The contract ordered to be annulled by the governor was entered into after the adoption of the Code. It is therefore made under and subject to the statute, every provision of which must govern the contract as fully as if expressly incorporated in the terms of the contract itself. The declaration of the written agreement, that the parties were to be "guided and controlled by the laws of the state of Alabama in regard to convicts," did not make this feature of it any plainer than the law alone would have made it unaided by such provision. The contract was made subject to the express condition that it might be annulled by order of the governor, acting on certain official information derived from the board of inspectors. Code 1886, § 4591. No judgment of a court is required to authorize this action, nor are the parties concerned entitled to notice or a day in court. "It is a settled rule of law that, where a particular functionary is clothed with the power of deciding such a question, his decision, in the absence of fraud or collusion, is final. It is not open for examination, and neither party can go behind it." Lynde v. County, 16 Wall. 6. The parties, having agreed to this mode of deciding the question, cannot complain that they have been injured by an erroneous exercise of the officer's discretion. Plock v. Cobb, 64 Ala. 127. The same discretionary power of annulment is conferred on the governor in reference to contracts for hiring state convicts, who is authorized to terminate all such contracts "at any time, without assigning any reason therefor." Crim. Code 1886, § 4649. We see in none of the arguments of appellant's counsel any sufficient reason for reversing the judgment. The bill was properly dismissed, and the decree is affirmed.
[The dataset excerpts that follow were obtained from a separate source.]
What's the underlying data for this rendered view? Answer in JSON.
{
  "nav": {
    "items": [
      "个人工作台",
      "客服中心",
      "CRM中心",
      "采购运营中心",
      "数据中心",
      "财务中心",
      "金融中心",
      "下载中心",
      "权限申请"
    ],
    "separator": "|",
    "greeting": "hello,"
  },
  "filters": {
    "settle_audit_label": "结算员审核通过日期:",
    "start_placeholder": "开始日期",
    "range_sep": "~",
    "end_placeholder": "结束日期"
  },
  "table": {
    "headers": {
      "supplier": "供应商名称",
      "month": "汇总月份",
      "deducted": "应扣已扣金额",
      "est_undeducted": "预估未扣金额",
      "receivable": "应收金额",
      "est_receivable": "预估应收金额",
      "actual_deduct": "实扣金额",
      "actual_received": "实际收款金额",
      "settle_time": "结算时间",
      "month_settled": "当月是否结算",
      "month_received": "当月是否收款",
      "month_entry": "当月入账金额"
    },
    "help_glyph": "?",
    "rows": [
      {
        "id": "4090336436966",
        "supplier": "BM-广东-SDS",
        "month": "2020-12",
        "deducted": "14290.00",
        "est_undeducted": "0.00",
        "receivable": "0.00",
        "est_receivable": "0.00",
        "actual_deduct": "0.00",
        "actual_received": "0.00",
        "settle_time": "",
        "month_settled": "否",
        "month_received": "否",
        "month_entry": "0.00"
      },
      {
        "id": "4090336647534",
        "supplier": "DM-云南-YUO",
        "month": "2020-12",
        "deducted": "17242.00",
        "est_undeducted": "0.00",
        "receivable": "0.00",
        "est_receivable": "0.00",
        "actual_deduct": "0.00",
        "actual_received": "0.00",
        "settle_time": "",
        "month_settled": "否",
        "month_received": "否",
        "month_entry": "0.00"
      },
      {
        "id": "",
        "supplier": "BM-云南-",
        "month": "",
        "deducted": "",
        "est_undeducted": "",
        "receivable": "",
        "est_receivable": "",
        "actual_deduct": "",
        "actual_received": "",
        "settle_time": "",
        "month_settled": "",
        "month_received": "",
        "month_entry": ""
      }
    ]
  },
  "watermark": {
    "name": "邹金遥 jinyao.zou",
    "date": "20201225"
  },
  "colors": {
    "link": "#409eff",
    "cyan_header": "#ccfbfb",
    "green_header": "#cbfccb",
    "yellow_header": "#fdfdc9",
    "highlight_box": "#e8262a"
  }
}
BLACK V. PRATT COAL & COKE Co.

(Supreme Court of Alabama. December 6, 1888.)

1. DEED-DESCRIPTION-PATENT AMBIGUITY-PAROL EVIDENCE TO EXPLAIN. A deed described the property as "all that part of the west half of the north-west quarter of section 19, township 17, range 3 west, that lies south of Black creek." Held, that while the omission of land-district, state, and county might create a patent ambiguity, the statement that the tract is bisected by Black creek introduces such a landmark as to allow testimony, as an identifying circumstance, that Black creek does in fact flow across this particular subdivision of land; also that before the deed was made the grantor, and afterwards the grantee, claimed and cultivated it.

2. LIMITATION OF ACTIONS-RUNNING OF THE STATUTE-DISABILITIES.

The extension of five years in which infants may sue "after the termination of their disabilities, " given by act Ala. Feb. 7, 1843, prescribing a limitation of ten years in which to sue for the recovery of real estate, enlarges the ten years only to the extent necessary to secure to the suitor the five years after reaching majority. If during the ten years there have been five years of majority, the period is not enlarged beyond the ten years.

3. SAME-PERIOD OF CIVIL WAR.

In Alabama, the period from January 11, 1861, to September 21, 1865, is to be deducted, in any computation covering that period in which the time necessary to perfect the statutory bar is the subject of inquiry.

4. SAME TWENTY YEARS' PRESUMPTION.

From the twenty years necessary to raise the presumption against claims suffered to slumber for that length of time, the period during the war is not deducted. 5. SAME-ADVERSE POSSESSION-QUESTION FOR JURY.

In ejectment, there was evidence that S. took actual possession as early as 1852, and cultivated the land until 1871; that he paid the taxes and exercised acts of ownership until 1880, when he sold to M.; and that M. then exercised acts of ownership until he sold to defendant, who took possession and exercised acts of ownership up to the time of trial. Held, that the evidence warranted the submission to the jury of the question of adverse holding, its connection and continuity.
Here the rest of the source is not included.